In this paper we explore the potential of qualitative, visual inspection to help understanding audio data for Unsupervised Anomaly Detection under Domain-Shift Conditions (UAD-S). In UAD-S, anomalous data is not known beforehand, and detectors must identify anomalies just from knowledge of non-anomalous (i.e. normal) data. Furthermore, data is exposed to contextual changes (i.e. domain-shift conditions) that can also deviate from the data that is known beforehand, but these deviations don’t necessarily correspond to anomalies. The challenge for the detectors is then to be sensitive enough to detect small anomalies (to prevent false negatives), while embracing domain shifts (to prevent false positives).
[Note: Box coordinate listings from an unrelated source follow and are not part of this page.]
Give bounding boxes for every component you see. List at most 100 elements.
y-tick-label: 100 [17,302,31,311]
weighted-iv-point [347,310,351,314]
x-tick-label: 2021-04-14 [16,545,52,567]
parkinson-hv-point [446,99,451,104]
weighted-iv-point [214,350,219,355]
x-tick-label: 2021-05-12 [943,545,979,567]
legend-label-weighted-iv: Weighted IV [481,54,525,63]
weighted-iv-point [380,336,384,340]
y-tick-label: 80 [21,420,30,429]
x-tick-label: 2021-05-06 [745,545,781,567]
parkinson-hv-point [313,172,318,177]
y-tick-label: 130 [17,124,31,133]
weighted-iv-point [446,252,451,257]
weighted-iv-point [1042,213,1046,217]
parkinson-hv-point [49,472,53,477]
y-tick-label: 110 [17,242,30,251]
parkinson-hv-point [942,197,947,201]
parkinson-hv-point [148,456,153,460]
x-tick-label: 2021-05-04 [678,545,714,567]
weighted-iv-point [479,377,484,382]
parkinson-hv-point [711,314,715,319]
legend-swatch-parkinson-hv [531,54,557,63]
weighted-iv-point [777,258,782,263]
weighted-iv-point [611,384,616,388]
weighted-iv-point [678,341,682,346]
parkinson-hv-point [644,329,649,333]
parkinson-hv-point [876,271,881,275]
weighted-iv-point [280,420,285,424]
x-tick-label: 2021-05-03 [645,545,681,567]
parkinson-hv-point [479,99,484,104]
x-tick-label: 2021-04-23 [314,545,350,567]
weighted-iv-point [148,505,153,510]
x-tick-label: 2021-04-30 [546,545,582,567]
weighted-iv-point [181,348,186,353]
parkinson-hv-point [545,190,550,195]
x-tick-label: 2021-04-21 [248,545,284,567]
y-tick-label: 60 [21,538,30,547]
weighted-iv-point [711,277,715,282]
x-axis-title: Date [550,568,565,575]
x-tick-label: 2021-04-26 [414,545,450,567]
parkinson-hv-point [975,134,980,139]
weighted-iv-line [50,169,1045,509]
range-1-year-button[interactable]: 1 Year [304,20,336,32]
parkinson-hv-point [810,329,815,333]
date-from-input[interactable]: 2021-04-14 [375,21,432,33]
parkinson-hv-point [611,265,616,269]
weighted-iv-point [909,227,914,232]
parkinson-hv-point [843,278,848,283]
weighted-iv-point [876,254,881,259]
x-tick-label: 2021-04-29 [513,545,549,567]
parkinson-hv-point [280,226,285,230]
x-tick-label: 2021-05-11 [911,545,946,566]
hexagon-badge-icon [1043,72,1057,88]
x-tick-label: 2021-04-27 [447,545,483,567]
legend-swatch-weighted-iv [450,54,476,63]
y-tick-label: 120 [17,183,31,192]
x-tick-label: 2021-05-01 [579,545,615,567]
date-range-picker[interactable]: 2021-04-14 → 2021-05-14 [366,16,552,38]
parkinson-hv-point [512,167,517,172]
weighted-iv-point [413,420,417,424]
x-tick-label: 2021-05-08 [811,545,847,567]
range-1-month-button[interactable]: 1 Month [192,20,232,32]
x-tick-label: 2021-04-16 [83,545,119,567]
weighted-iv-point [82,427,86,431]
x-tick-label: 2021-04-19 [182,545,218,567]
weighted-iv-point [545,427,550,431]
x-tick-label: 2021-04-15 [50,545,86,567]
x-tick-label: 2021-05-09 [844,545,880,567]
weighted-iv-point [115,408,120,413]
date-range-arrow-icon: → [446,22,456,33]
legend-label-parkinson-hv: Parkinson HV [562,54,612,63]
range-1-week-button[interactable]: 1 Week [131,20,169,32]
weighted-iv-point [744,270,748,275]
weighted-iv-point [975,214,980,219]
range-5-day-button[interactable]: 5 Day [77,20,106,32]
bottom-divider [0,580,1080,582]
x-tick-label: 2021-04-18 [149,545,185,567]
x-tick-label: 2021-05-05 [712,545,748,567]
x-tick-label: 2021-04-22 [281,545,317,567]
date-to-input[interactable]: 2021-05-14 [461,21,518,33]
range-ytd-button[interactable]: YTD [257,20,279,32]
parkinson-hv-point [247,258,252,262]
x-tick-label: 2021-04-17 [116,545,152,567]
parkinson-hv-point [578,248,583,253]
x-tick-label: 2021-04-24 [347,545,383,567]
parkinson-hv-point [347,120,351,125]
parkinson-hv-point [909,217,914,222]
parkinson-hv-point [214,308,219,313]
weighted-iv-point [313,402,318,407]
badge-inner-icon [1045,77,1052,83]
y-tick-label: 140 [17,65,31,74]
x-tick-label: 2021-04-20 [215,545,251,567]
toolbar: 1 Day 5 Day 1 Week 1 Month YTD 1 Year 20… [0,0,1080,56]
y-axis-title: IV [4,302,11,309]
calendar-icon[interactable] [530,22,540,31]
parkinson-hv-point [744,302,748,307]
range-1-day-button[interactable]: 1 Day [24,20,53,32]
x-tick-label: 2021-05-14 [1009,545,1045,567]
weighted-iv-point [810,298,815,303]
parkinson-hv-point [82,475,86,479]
This year’s edition of the DCASE challenge included an UAD-S dataset and task with audio data for industrial predictive maintenance, and many teams from all over the world proposed a wide variety of approaches. Reacting to the difficulties generally encountered, we decided to take a closer look at the data distribution itself. Specifically, We computed Uniform Manifold Approximations and Projections (UMAPs) of three different representations: log-STFTs, log-mels and L3 embeddings.
UMAPs allow us to explore high-dimensional data and identify some of its structure. Particularly, we looked for two properties that we consider beneficial: Separability (SEP) and Discriminative Support (DSUP). The idea is that, if anomalies can be separated from normal sounds via a simple boundary (SEP), and the training data covers normal sounds but not anomalies (DSUP), then the problem can be solved by directly using the training data to find said simple boundary.
To enable visual inspection of SEP and DSUP, we rendered a series of dual scatter plots with anomalies on the right, and normal sounds on the left. Training data is shown identically on both sides in the form of semi-transparent, underlying “shadows”. The following image exemplifies the 4 different combinations of good/bad SEP and DSUP, one per row:
Only the row at the top presents good SEP and DSUP, because the anomalies and normal data don’t overlap, and the support provided by the training data can be used as boundary.
In total, we computed 72 UMAPs (ca. 1.1 GB) and rendered 198 plots (ca. 1GB) with different parametrizations and levels of detail. In the paper we provide further details about the methodology and experiments, as well as highlighted results and hypotheses, but due to space limitations there isn’t enough place to include everything. To overcome this limitation, at the top of this post we provide download links for all UMAPs and plots, as well as the code to compute them. We hope that this can help interested readers to review our hypotheses and elaborate further ones. To that end, the code is released under the MIT license and the images under CC-BY.